L’indignation et la mobilisation internationale a-t-elle servi les victimes de la répression ?

Absolument. L'attention médiatique a permis de sauver des centaines de personnes car les autorités tchétchènes ne s'attendaient pas à ce qu'elles soient autant scrutées. Les journalistes étrangers doivent cependant comprendre qu'il ne faut pas s'intéresser aux caractéristiques des victimes car le moindre détail de leur personnalité dévoilé les met en danger. Ce bruit médiatique ne doit pas baisser d'un cran pour que les autorités russes ouvrent enfin une enquête sur ces crimes. A cette échelle de cruauté, ce n'est pas une affaire intérieure russe : les responsables doivent être traduits en justice.

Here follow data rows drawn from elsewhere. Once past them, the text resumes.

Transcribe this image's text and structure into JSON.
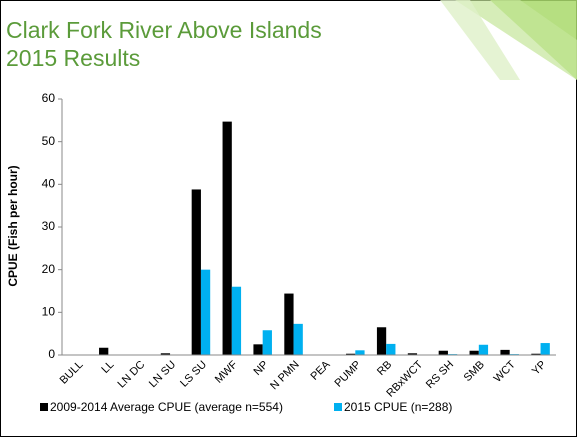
{
  "chart_data": {
    "type": "bar",
    "title": [
      "Clark Fork River Above Islands",
      "2015 Results"
    ],
    "y_label": "CPUE (Fish per hour)",
    "categories": [
      "BULL",
      "LL",
      "LN DC",
      "LN SU",
      "LS SU",
      "MWF",
      "NP",
      "N PMN",
      "PEA",
      "PUMP",
      "RB",
      "RBxWCT",
      "RS SH",
      "SMB",
      "WCT",
      "YP"
    ],
    "series": [
      {
        "name": "2009-2014 Average CPUE (average n=554)",
        "color": "#000000",
        "values": [
          0.1,
          1.7,
          0.1,
          0.4,
          38.8,
          54.7,
          2.5,
          14.4,
          0,
          0.3,
          6.5,
          0.4,
          1.0,
          1.0,
          1.2,
          0.3
        ]
      },
      {
        "name": "2015 CPUE (n=288)",
        "color": "#00b0f0",
        "values": [
          0,
          0,
          0,
          0,
          20,
          16,
          5.8,
          7.3,
          0,
          1.1,
          2.6,
          0,
          0.2,
          2.4,
          0.2,
          2.8
        ]
      }
    ],
    "ylim": [
      0,
      60
    ],
    "yticks": [
      0,
      10,
      20,
      30,
      40,
      50,
      60
    ],
    "legend": "bottom"
  }
}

Etes-vous satisfait de la réaction de Moscou ?

Selon la législation russe, si un journal fait état de persécutions et d'homicides les autorités doivent tout de suite ouvrir une enquête pénale. Cela n'a pas été fait en Tchétchénie. Une enquête préliminaire a bien été ouverte en mai, mais elle n'a pas duré un mois. Personne ne sait par ailleurs ce que cette enquête a donné. La semaine dernière, Maxim Lapunov, un jeune sibérien qui a vécu deux ans en Tchétchénie, a été détenu douze jours et torturé en mars, a dénoncé publiquement sa détention en raison de son homosexualité. Avec ses avocats et les associations de défense des droits humains qui le soutiennent, il est prêt à retourner à Grozny pour montrer les centres de détentions. Les enquêteurs ont cependant rejeté la requête de ses avocats.

Les révélations sur ces persécutions ont-elles eu des conséquences pour les LGBT qui vivent ailleurs en Russie ?

Elles ont soudé la communauté LGBT russe. Et jusqu’à ce jour, ce modèle de répression n’a pas été mis en place dans d’autres régions de la fédération. En revanche, si ces crimes ne sont pas punis, cela peut inciter les policiers à réprimer les homos, les bis et les trans en toute impunité.

Dans les anciennes républiques de l’ex-URSS comme l’Azerbaïdjan ou le Tadjikistan, les gays sont aussi réprimés massivement en ce moment. Craignez-vous d’autres Tchétchénie ?

L'homophobie est la marque de tous les régimes autoritaires. L'Azerbaïdjan par exemple reproduit déjà ce modèle de répression en raison de l'orientation sexuelle en arrêtant des gays en masse. Malheureusement, notre organisation n'est pas en capacité d'aider les gens en dehors du territoire russe, il est donc difficile d'assister les Ouzbeks et les Tadjiks dans l'obtention de l'asile. L'Etat russe ne veut de toute façon pas leur octroyer.